We are designed to long for truth even if we aren’t too sure where to find it.
Charlotte Mason insisted on a literature rich curriculum in which the books were well written and respectful of the child’s intelligence and imagination. There was so separation for Mason or Montessori of the different thought processes in the child. Instead they both recognised a whole person (made in the image and likeness of God) and respected the inherent dignity of the child as a person.
From the safety of the great myths children (and adults for that matter) can explore the natural law. They can see the battle between good and evil and the courage to overcome fear. The ancient myths show flawed heroes and great good done by those heroes, often in the face of fickle gods who never seemed to have anyone’s best interest at heart. In these stories a child’s imagination is fed so that they can begin to think out the reasons for what is real. Children are natural philosophers.
Despite having written the Narnia books C.S.Lewis disagreed with his friend Tolkien on the use of myth.
“Myths are lies,” said Lewis, “and therefore worthless, even though breathed through silver.”
Tolkien disagreed. He had spent a great deal of his academic life studying the ancient myths. “Far from being lies,” he insisted, “they are the best way, sometimes the only way, of conveying truths that would otherwise remain inexpressible.” He saw in myths, even the pagan ones (or perhaps especially them) a light cast on truths that might otherwise be lost in the darkness of man’s error.
The ancient pagans had a kind of innocence and wisdom so that their myths hold lots of little golden nuggets. It’s good for children to see that all men throughout history have been made in His image and have some of that image to share.

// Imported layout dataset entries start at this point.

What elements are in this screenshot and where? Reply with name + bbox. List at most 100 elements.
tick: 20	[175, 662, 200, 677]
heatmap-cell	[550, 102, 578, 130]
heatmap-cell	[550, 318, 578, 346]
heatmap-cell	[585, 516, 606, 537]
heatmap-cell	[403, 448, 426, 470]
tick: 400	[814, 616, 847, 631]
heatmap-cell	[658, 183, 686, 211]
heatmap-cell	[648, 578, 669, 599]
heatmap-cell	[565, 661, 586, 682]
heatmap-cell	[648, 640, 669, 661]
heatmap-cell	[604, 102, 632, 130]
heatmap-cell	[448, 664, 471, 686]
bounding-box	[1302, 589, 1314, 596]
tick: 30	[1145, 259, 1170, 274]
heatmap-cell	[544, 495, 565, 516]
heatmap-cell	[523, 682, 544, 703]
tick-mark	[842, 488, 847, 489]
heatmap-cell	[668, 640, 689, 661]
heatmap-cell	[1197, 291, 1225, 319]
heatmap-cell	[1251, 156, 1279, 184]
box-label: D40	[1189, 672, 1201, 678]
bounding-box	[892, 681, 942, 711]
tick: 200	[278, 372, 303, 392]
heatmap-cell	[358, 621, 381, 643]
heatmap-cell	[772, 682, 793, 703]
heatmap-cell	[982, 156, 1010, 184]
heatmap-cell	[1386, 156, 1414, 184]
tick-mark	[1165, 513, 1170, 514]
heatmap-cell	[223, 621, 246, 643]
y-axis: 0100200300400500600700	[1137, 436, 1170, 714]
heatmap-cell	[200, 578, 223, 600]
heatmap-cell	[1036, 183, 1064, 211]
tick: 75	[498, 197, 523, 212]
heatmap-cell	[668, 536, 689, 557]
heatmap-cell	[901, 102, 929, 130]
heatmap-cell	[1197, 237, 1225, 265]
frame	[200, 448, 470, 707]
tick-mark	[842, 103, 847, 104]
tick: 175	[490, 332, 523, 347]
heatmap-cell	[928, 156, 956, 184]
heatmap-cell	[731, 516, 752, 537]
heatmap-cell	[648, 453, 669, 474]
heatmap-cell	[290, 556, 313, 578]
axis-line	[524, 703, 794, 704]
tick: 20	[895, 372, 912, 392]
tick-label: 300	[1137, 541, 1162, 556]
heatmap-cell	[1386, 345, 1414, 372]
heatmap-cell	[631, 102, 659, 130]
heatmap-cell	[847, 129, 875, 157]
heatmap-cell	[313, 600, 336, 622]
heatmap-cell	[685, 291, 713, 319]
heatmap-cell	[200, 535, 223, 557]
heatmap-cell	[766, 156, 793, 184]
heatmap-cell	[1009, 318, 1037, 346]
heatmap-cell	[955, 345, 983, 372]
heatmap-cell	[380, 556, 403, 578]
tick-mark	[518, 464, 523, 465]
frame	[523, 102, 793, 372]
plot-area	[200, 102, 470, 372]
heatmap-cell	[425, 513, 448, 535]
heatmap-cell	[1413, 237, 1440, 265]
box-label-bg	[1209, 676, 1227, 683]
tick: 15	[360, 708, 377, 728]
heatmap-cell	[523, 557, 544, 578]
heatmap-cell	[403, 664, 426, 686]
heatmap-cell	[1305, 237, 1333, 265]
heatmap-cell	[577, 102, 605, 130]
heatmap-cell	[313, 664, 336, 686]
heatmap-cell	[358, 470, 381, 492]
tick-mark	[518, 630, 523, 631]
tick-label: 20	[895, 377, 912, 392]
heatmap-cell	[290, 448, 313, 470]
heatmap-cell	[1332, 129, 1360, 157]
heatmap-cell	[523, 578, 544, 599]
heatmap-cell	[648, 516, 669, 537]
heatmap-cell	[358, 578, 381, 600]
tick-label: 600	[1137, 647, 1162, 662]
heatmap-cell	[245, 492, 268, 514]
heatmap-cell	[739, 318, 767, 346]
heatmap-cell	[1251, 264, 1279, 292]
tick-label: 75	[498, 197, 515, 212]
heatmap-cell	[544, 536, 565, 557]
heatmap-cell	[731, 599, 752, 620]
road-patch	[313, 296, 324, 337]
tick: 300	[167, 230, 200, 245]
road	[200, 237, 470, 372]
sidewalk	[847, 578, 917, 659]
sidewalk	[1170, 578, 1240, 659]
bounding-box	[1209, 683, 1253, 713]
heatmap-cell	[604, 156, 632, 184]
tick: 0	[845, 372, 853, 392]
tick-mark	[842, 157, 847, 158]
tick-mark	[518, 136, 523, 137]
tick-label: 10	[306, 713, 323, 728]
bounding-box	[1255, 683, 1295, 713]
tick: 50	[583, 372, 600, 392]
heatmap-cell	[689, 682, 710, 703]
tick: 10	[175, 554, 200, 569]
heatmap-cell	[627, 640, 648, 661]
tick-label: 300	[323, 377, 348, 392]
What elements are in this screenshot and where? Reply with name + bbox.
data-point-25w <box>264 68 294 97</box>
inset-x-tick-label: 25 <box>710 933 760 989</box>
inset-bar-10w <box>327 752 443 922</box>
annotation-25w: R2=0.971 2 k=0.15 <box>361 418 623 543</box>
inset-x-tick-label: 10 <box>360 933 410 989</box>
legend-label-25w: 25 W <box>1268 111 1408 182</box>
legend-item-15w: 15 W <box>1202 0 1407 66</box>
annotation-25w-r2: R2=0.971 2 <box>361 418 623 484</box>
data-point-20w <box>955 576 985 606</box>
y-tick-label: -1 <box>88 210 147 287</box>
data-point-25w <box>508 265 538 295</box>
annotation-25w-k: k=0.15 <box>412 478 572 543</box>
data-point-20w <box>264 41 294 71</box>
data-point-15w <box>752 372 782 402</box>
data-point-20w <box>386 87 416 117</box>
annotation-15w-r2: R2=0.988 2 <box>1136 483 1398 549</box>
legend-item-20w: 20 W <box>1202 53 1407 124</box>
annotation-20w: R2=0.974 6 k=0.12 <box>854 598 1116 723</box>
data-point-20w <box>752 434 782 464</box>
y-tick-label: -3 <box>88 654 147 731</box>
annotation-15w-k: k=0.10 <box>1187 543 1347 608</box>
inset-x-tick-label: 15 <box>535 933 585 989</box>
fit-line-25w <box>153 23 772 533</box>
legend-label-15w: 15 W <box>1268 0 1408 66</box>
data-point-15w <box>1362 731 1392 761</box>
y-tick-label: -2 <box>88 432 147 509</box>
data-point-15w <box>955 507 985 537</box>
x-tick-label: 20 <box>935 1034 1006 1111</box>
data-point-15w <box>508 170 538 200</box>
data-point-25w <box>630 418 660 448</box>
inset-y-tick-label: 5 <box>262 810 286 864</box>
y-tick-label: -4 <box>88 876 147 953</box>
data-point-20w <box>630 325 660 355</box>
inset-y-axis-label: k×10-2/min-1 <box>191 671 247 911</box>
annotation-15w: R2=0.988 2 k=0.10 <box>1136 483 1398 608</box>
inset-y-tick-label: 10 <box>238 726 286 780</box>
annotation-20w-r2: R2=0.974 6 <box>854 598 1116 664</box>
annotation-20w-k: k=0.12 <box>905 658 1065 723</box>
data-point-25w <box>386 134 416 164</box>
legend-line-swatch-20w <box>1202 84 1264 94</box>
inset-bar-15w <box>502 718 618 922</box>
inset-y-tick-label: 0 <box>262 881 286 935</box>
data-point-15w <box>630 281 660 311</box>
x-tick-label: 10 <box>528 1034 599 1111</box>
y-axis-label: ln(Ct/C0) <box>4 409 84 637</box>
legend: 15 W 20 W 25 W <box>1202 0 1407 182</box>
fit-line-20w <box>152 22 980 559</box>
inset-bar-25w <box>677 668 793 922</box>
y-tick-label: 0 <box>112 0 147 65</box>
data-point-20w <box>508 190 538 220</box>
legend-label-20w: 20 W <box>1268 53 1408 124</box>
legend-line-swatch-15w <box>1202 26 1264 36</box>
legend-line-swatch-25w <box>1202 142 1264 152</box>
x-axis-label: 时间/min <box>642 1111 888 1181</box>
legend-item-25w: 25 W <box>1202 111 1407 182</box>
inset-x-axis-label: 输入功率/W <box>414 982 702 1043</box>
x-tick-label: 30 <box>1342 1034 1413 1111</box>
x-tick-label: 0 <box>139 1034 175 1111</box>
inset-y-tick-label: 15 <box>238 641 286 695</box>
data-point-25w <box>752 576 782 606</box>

But it’s also good psychology in that children (and adults) get to face their fears and work through them in story. It’s a lot of what ancient stories were for in the first place. But they also point us to the depths of the natural law so that we see we are all human, together, no matter what. I think the pagan myths actually point us back to what has been the Christian construct of personhood, showing that there was some understanding of the human as person right from the beginning.